Gli Stati Uniti scendono così al terzo posto tra i principali mercati di destinazione dei prodotti vicentini.
Particolarmente pesante la contrazione della meccanica, che registra un calo del 29,5%. Diversa la situazione per i settori caratterizzati da una forte presenza di piccole imprese, che riescono invece a crescere del 9,3% sul mercato americano. In aumento soprattutto l’oreficeria e le altre manifatture (+14,7%) e il comparto moda (+10,7%).
Medio Oriente, brusca frenata per il Made in Vicenza
Le tensioni geopolitiche in Medio Oriente stanno producendo effetti significativi anche sull’export manifatturiero in provincia di Vicenza. Dopo una crescita del 10,8% registrata nel 2025, il primo trimestre del 2026 evidenzia una brusca inversione di tendenza.

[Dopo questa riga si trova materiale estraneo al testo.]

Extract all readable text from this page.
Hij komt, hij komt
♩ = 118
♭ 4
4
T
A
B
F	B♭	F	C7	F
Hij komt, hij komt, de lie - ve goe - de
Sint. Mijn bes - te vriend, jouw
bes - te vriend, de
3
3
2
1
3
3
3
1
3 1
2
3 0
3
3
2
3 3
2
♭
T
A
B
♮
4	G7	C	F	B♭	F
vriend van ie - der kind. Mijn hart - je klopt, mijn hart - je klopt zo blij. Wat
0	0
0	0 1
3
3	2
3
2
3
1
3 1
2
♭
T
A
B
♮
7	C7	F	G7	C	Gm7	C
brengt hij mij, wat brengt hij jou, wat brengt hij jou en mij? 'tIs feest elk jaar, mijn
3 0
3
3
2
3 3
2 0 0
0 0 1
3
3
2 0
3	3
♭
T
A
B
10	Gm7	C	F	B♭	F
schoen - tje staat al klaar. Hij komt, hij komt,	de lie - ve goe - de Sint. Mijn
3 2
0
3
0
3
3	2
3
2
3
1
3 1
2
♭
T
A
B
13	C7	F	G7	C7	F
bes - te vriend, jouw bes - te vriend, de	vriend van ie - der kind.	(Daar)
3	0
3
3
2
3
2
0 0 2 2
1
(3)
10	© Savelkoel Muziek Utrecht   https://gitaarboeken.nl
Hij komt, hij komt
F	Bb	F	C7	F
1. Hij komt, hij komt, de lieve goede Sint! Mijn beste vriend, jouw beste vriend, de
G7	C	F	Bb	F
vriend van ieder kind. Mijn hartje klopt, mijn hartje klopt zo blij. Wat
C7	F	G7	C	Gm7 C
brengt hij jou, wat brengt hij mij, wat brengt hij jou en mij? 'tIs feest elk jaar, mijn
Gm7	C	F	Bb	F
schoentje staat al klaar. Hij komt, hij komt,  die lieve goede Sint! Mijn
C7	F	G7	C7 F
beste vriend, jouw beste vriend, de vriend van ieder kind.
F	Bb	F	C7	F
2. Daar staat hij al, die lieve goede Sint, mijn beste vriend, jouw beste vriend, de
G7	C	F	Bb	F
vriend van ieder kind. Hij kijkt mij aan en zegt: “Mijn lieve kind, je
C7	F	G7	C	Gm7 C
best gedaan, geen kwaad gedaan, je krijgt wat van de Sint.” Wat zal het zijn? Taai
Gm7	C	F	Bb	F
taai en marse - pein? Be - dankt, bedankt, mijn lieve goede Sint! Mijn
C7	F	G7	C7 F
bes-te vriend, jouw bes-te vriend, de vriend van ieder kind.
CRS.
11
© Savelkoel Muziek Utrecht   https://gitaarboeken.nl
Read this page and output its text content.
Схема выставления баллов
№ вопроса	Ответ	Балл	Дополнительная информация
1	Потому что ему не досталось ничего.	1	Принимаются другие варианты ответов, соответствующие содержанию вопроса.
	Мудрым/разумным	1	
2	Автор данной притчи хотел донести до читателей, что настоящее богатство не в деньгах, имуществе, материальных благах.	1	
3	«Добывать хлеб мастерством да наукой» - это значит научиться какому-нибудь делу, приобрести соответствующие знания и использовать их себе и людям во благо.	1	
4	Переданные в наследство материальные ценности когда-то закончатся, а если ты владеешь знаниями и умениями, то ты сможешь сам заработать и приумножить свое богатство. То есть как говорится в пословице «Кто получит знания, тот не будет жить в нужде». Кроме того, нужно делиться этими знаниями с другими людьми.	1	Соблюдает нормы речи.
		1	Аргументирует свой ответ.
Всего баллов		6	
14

Le esportazioni manifatturiere verso l’area mediorientale calano infatti del 25,9%, mentre i settori a maggiore concentrazione di micro e piccole imprese registrano una flessione ancora più marcata (-33,7%).
A pesare è soprattutto il comparto orafo, che segna un calo del 40,7%. Più contenuta invece la flessione della meccanica (-5,1%), sostenuta dall’ottimo andamento dei prodotti metallurgici.
Il commento di Cavion sull’export manifatturiero provincia di Vicenza e il sistema produttivo locale
Nonostante il quadro complesso, Confartigianato Imprese Vicenza evidenzia alcuni segnali di tenuta del sistema produttivo locale.
“Pur nell’instabilità dei mercati internazionali e nel calo generalizzato, la nostra provincia e la manifattura artigiana in particolare sembrano tenere”, commenta il presidente di Confartigianato Imprese Vicenza, Gianluca Cavion.
“Ci aspettavamo il calo di alcuni settori, mentre è positiva la tenuta della Moda. Il dato della Germania è particolarmente significativo perché rappresenta il primo mercato di destinazione del Made in Vicenza ed era in difficoltà da tre anni. Le iniziative messe in campo negli ultimi mesi stanno iniziando a dare i primi risultati, soprattutto grazie alla diversificazione dei mercati, che ha consentito alle imprese vicentine di individuare nuove opportunità commerciali”.
Proprio sul tema dell’internazionalizzazione, il 17 giugno a Vicenza è in programma una Convention Desk dedicata alle imprese esportatrici, con la partecipazione di rappresentanti di nuovi mercati internazionali.